However, the world is small. You can cross the entire map in ~10 minutes, and loading screens segment areas. The illusion of a large world fades quickly. The main plot is generic but earnest – revenge, betrayal, dragons, and ancient evil. The charm lies in side characters (the boastful hero Whisper, the sarcastic guildmaster, the mysterious Scythe) and the game’s tone. It never takes itself too seriously; there’s a demon door that only opens if you eat 10 live chicks in front of it.
Fable Anniversary (2014) – remastered graphics, 1080p, controller support, all DLC. The Lost Chapters is the core of that experience.
If you like Kingdoms of Amalur , Dragon Age II , or Kameo , you’ll feel right at home. Just don’t expect The Witcher 3 ’s depth.

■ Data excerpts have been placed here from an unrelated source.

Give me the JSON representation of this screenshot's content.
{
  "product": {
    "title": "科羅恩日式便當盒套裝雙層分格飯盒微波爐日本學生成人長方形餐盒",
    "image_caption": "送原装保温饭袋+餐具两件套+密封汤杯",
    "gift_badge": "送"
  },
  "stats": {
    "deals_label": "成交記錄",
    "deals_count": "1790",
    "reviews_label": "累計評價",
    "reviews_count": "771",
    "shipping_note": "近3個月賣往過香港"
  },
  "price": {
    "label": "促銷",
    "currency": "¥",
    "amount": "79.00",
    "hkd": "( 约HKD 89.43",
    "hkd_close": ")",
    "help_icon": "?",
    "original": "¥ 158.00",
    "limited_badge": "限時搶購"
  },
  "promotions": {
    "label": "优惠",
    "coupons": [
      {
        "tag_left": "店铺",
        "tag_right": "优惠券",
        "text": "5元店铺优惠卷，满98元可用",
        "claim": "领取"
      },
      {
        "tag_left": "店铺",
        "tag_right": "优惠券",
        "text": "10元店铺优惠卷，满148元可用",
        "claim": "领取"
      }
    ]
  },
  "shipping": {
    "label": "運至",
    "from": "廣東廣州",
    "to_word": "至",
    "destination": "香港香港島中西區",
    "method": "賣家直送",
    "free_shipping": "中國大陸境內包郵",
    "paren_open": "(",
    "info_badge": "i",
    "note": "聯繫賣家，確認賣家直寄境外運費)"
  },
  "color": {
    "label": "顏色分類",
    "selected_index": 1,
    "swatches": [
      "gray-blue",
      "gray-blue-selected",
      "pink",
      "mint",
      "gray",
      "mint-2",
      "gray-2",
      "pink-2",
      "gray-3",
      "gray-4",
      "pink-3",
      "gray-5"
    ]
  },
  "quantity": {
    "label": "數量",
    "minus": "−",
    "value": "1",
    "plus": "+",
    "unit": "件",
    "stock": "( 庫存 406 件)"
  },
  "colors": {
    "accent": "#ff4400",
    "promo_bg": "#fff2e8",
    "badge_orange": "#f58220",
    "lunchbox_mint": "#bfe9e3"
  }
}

Yes, if: You want a short, stylish, replayable RPG with genuine moral choice that shows on your character model. No, if: You can’t tolerate dated combat, small maps, or Molyneux disappointment.
Fable: The Lost Chapters is a flawed, ambitious, deeply charming action RPG. It’s not the revolutionary “butterfly effect” sim Molyneux promised, but it’s a wonderfully weird fairy tale that lets you be a saintly wizard or a horned tyrant who farts in a guard’s face. The added content in The Lost Chapters makes it the definitive version – tighter pacing, better ending, more toys.